The study is based on extensive sampling carried out in 2022 and 2023. Two projects were conducted. One project involved mushroom monitoring commissioned by the Federal Ministry of Social Affairs, Health, Care and Consumer Protection (BMASGPK). This focused on determining caesium-137 levels in chanterelles, porcini, bay boletes and parasol mushrooms. To this end, samples were taken from many areas across Austria, covering all federal states (except Vienna). Care was taken to ensure that the mushrooms were collected from sites affected to varying degrees by the Chernobyl disaster.

In the second project, entitled ‘Distribution of Radionuclides in the Forest Ecosystem’, commissioned by Department V/8 Radiation Protection of the then Federal Ministry for Climate Protection, Environment, Energy, Mobility, Innovation and Technology (BMK), which is now part of the Federal Ministry of Agriculture and Forestry, Climate and Environmental Protection, Regions and Water Management (BMLUK), sites were selected that had been more severely affected by Chernobyl. Various wild mushrooms were sampled, such as the false morel, golden bolete, ochre bolete, snow cap, bread-crust fungus, trumpet chanterelle and violet lacquer funnel.

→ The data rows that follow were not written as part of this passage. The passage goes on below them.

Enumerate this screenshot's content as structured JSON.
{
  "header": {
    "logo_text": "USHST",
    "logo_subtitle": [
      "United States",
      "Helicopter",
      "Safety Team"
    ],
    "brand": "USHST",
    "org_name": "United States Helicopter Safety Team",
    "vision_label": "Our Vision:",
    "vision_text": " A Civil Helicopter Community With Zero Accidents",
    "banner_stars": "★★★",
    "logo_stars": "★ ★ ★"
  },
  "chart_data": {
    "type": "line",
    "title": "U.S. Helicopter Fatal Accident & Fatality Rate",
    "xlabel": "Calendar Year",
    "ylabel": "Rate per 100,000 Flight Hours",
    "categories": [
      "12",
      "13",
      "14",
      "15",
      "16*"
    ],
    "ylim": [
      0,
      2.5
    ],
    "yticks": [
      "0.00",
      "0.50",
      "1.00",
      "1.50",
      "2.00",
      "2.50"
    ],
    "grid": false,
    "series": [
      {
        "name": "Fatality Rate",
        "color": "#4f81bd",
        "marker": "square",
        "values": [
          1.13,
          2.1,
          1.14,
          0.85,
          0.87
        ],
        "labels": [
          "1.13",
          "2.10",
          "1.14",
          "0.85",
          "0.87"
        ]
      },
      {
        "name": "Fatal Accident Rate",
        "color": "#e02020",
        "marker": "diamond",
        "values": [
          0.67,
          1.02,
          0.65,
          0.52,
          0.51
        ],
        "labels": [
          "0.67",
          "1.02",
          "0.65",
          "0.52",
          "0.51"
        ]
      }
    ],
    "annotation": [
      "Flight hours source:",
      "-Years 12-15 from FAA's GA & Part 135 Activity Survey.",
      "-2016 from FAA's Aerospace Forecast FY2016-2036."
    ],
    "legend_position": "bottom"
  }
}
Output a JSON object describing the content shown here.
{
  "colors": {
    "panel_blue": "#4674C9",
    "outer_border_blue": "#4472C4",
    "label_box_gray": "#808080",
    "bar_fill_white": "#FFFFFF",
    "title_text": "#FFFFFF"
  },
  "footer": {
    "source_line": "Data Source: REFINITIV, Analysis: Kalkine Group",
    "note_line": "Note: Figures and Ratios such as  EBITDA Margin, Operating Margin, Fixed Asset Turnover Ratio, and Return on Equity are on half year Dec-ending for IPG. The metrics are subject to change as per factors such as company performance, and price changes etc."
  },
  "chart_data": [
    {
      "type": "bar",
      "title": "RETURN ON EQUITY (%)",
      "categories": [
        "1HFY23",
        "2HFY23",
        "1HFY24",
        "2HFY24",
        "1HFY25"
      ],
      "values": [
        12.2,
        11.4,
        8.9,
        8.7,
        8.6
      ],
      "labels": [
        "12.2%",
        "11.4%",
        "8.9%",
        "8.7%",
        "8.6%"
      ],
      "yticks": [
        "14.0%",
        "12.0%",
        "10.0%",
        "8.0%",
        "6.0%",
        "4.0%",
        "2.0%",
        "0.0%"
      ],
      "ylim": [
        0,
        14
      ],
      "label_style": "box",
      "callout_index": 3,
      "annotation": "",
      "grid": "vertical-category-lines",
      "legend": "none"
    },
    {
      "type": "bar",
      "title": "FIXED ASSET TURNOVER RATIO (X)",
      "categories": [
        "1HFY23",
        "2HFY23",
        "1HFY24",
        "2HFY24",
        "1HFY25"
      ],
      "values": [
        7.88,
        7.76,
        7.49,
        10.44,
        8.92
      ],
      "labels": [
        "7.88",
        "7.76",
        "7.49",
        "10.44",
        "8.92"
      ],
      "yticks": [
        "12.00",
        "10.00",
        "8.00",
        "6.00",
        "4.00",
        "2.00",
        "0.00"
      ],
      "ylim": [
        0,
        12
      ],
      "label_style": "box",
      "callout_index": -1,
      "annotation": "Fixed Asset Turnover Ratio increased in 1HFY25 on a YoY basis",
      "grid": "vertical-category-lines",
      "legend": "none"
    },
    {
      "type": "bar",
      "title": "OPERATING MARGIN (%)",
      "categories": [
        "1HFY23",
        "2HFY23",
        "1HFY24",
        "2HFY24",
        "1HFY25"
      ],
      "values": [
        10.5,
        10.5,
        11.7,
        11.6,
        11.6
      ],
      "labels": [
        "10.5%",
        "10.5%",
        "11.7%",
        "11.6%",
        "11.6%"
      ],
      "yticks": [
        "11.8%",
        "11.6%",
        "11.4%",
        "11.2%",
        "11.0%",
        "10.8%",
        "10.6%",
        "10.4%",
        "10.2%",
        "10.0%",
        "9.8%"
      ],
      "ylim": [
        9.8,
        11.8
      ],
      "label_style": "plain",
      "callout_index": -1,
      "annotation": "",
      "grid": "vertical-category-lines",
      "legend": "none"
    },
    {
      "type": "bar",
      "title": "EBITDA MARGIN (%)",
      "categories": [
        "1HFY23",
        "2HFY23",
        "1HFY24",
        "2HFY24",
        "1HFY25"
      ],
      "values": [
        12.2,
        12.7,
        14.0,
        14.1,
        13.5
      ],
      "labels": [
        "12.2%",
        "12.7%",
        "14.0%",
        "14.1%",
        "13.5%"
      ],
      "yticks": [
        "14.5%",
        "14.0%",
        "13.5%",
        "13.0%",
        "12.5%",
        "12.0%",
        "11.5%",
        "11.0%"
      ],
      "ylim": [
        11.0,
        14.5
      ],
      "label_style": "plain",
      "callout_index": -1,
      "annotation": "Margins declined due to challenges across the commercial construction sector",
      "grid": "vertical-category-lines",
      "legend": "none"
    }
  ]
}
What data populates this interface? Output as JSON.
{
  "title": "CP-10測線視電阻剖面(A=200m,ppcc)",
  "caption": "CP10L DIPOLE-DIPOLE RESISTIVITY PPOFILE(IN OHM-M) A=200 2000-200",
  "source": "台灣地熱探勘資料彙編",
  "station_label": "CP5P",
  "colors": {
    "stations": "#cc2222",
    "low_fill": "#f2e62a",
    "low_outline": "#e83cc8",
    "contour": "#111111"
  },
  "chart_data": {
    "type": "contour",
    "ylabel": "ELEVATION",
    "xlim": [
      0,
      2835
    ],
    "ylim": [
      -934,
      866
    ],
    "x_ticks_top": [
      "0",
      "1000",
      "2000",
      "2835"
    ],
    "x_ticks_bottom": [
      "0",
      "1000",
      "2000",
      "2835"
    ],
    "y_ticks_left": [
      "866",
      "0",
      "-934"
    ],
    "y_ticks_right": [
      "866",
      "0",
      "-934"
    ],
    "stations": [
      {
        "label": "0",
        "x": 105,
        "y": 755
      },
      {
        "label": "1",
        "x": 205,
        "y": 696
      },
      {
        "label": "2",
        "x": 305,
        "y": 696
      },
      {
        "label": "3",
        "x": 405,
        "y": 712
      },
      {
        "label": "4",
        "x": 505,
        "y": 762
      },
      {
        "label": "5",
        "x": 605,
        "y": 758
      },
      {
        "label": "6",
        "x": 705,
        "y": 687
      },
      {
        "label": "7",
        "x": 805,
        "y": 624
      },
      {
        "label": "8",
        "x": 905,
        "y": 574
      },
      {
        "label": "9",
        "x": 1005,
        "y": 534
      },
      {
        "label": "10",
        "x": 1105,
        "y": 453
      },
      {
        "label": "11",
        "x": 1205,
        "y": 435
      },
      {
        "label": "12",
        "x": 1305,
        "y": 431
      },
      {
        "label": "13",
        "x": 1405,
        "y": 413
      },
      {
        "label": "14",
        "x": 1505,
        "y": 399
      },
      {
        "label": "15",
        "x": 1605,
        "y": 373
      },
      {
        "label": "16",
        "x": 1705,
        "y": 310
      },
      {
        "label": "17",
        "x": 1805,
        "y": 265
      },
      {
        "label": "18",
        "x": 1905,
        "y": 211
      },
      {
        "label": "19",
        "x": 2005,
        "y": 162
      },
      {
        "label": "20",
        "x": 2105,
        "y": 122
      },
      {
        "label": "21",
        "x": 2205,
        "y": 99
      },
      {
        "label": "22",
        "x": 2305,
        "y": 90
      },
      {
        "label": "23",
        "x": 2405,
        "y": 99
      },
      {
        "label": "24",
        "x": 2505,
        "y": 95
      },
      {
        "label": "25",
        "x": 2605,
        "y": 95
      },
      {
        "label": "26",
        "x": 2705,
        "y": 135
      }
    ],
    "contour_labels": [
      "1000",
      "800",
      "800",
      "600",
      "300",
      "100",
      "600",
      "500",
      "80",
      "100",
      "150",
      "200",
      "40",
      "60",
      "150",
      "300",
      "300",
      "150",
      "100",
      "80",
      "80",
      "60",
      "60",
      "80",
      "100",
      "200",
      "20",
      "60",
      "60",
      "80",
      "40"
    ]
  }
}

Overall, the study shows that forest ecosystems retain radionuclides for decades and that fungi play a central role in the transfer of these substances. The behaviour of Cs-137 and its uptake by fungi is complex and highly variable. However, for future radiological incidents, the transfer factors obtained provide an important basis for rapidly estimating how high potential fungal contamination levels might be and which species would be affected to what extent.